Americans have celebrated Thanksgiving on the last Thursday in November every year since 1863, but how much do we really know about this fall tradition? Sure, you’re likely aware that the holiday’s roots can be traced back to a shared meal between pilgrims and Native Americans. You’ve come to understand that you’d better show up hungry given the autumnal bounty that always awaits. And you probably realize that there’s football to watch all day if you can fight tryptophan’s sleep-inducing powers. But there’s a lot more to the story than that.
Here are a few Thanksgiving money facts to chew on if you need some entertainment (or at least a distraction from extended family) this year.
1. $670 million: The monetary value of turkeys killed for Thanksgiving each year. That’s based on an estimated of 46 million turkeys killed, the average Thanksgiving turkey’s 16-pound physique and the 91 cent-per-pound going rate for whole frozen turkeys, according to the United States Department of Agriculture. And, by the way, the death toll includes the understudy to the turkey pardoned at the White House each year (since 1989).
2. $48,052: The average household income in the four U.S. towns that have Turkey in their names: Turkey Creek, Ariz.; Turkey Town, N.C.; Turkey Creek Village, La.; and Turkey City, Texas, according to the U.S. Census Bureau.
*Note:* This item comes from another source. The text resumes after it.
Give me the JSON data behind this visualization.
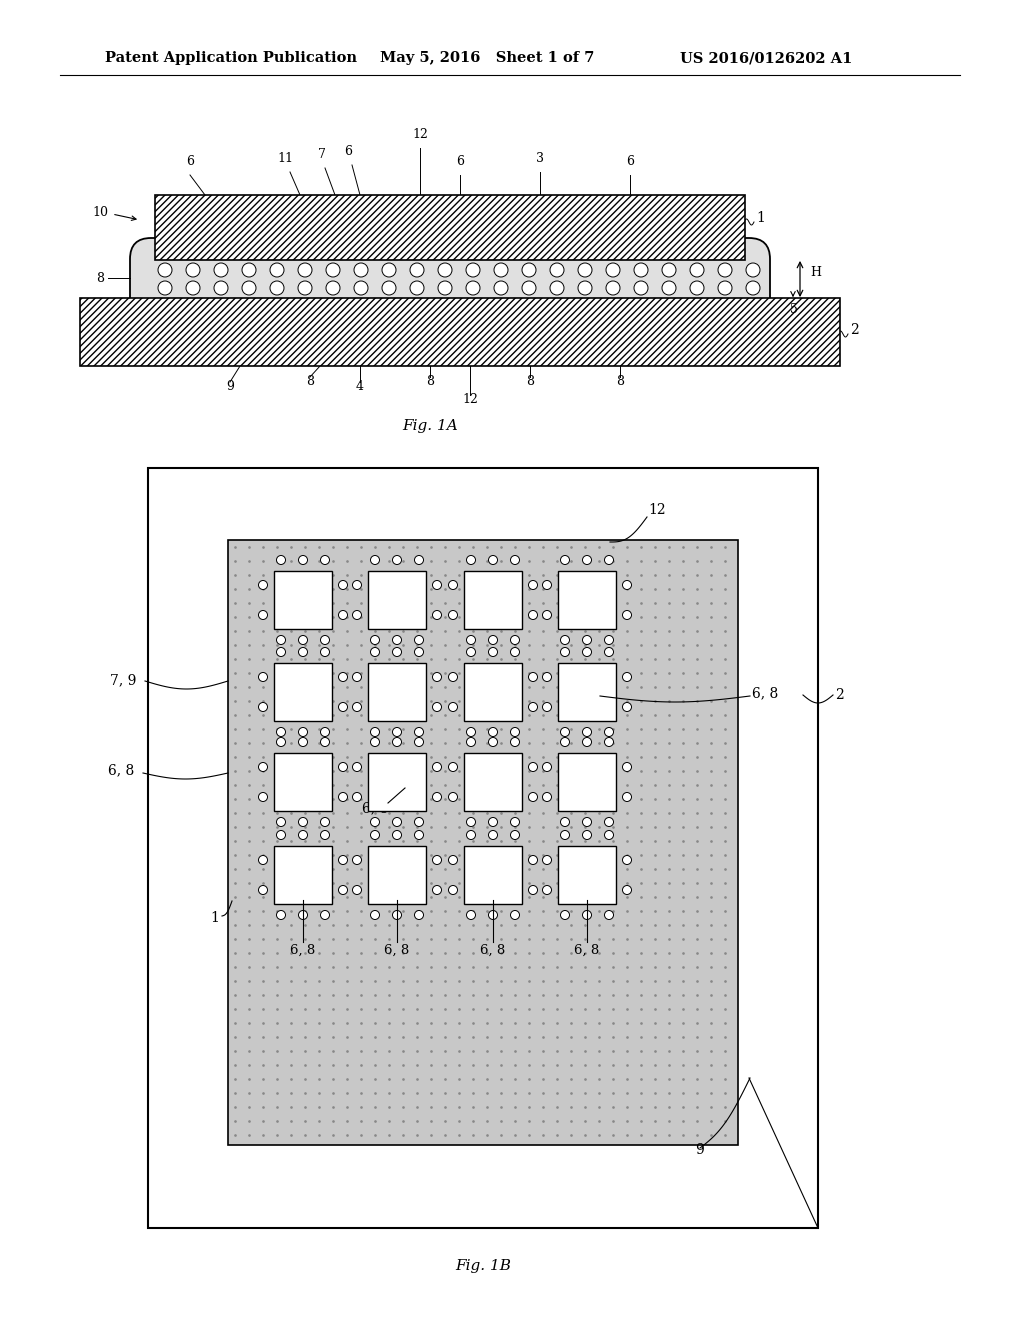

That’s 36 percent less than the $74,596 earned by the average American household.
For what it’s worth, the median house in a Turkey town is worth less than half as much ($78,800) as the median house nationwide ($175,700).
3. $50.11: The average cost of a 10-person Thanksgiving meal, according to the American Farm Bureau Federation. Unfortunately, the five or so hours of exercise that it will take to burn off the 4,500 calories consumed by the average person (3,000 from the meal and 1,500 from snacking and drinks), according to the Calorie Control Council, figure to be worth even more.
In fact, five hours is worth at least $73, according to the Stanford University economists who peg the value of a year at a minimum of $129,000.
4. $299.60: The amount spent by the average Thanksgiving weekend shopper in 2015, according to the National Retail Federation. That accounted for almost one-third of the average person’s whole holiday budget ($953), and the timing was no coincidence. Nearly one-third of Thanksgiving shoppers said they were motivated by sales and promotions.
Despite the discounts, it’s important to keep spending under control during the holiday shopping season. Americans racked up more than $52 billion in debt during the final three months of last year, according to WalletHub’s quarterly credit card debt reports, and we’re expecting an even bigger buildup this year.
5. $2.06: The average price of a gallon of regular gasoline last Thanksgiving, when nearly 90 percent of Americans who traveled at least 50 miles from home drove to their destinations, according to the AAA. This marked seven consecutive years of growth when it comes to holiday travel. And if historically low gas prices have anything to do with it, Americans are in for something similar this year.
The national average price for a gallon of regular gas, at $2.17 as of Nov. 14, is only 5 percent higher than the cost during Thanksgiving 2015 and more than 30 percent less expensive than it was three years ago. Just make sure to be careful if you decide to take a road trip this year, as more traffic fatalities occur around Thanksgiving than any other holiday period. An average of more than 505 such deaths happened each Thanksgiving from 1995 through 2014, according to the National Safety Council.
6. $28 million: The amount of property losses caused by home cooking fires each Thanksgiving, according to the Federal Emergency Management Agency. Home cooking fires are actually three times more common on Thanksgiving than the typical day, according to the National Fire Protection Association.
What does that say about how often we eat home-cooked meals? Well, the average person spent roughly $7,023 on food in 2015, according to the Bureau of Labor Statistics, and about 43 percent of that ($3,008) went to “food away from home.”
At the end of the day, most Americans are thankful for the basics: family, both their health and our relationships with them. So enjoy your time off with those you love. Happy Thanksgiving.